See some winning 404 pages from across the web:
See how the following websites add a clear CTA driving users to press on one of the options.
Search bar 404s
The following use a search bar to make it easy for users to find what they’re looking for
Top links 404s
See how the following sites list a few top links from their site (or a link to their homepage) – another engaging way to keep the user on the site.
See how these sites use graphics to intrigue the user to stay on the site.
We have room for one final example 🙂 See how the Coolappse 404 page catches your eye with this great creative:
To sum up these great examples, when you create a custom 404 page for your site, make sure to tackle at least one of the following to ensure a user stays on your site:
- Add a list of top links on your site (chances are that a user will click one)

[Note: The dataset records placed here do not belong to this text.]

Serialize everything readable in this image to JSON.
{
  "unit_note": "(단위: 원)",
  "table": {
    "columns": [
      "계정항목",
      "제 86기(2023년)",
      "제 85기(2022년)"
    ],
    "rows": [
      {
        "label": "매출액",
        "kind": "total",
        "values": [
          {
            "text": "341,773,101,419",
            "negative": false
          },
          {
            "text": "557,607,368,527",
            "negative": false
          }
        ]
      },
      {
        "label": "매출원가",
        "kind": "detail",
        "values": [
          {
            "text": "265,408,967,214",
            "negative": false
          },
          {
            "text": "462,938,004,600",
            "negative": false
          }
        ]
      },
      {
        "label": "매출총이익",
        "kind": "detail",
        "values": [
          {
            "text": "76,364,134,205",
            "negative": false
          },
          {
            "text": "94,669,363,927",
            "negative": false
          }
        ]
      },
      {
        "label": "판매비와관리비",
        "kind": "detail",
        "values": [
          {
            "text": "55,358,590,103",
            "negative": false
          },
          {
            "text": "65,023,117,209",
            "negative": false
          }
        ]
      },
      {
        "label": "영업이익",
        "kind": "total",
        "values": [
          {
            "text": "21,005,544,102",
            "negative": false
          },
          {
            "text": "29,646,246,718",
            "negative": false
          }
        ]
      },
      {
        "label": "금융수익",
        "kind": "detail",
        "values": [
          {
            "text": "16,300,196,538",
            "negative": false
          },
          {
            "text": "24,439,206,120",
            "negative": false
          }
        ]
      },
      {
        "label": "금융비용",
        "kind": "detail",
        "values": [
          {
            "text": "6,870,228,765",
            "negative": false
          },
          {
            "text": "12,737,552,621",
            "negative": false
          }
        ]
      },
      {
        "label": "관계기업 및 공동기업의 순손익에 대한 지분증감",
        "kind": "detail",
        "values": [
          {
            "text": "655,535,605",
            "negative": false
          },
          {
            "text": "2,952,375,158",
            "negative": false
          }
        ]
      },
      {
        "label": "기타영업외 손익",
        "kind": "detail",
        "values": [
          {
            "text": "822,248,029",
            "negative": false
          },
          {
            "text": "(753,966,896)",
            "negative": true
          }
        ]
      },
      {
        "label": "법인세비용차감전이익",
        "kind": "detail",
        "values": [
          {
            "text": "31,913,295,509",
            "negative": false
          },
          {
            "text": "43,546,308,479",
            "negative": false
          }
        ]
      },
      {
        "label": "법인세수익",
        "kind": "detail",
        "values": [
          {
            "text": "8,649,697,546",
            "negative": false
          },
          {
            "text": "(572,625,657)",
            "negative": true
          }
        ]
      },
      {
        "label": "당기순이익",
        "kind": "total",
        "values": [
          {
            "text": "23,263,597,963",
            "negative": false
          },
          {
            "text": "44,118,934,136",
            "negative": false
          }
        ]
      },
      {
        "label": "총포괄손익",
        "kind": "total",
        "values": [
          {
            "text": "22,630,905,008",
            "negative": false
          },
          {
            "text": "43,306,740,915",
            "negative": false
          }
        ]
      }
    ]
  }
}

- Add compelling graphics/creatives so that a user will want to explore further
- Add a search bar so that a user can search for the original content they were expecting to see. Even if they don’t find it – there’s a good chance they will reach another similar page.
- Pro 404 pages – create an interactive page that will, in most cases, draw the user to click on a call-to-action button
Where do I upload a custom 404 error page?
So now that you got some inspiration, we will explain the technical process of uploading a customized error page. The first step is finding where the 404 page is located. The location depends on the CMS. If you have a WordPress site, there should be a 404.php file in the theme files. You can access it directly from your server or from the wp-admin panel (if you have admin access) and edit the file as you see fit with HTML or PHP. If your site is using another type of CMS, it might be located in a different folder, but you should look for it under the theme files. The file name will probably include “404” within it.
Once you have uploaded your customized 404 page, go to a page that doesn’t exist or www.yourwebsite.com/404 and make sure the new page is live. If you still can’t see it, we recommend contacting the Webmaster or system people and asking for further assistance.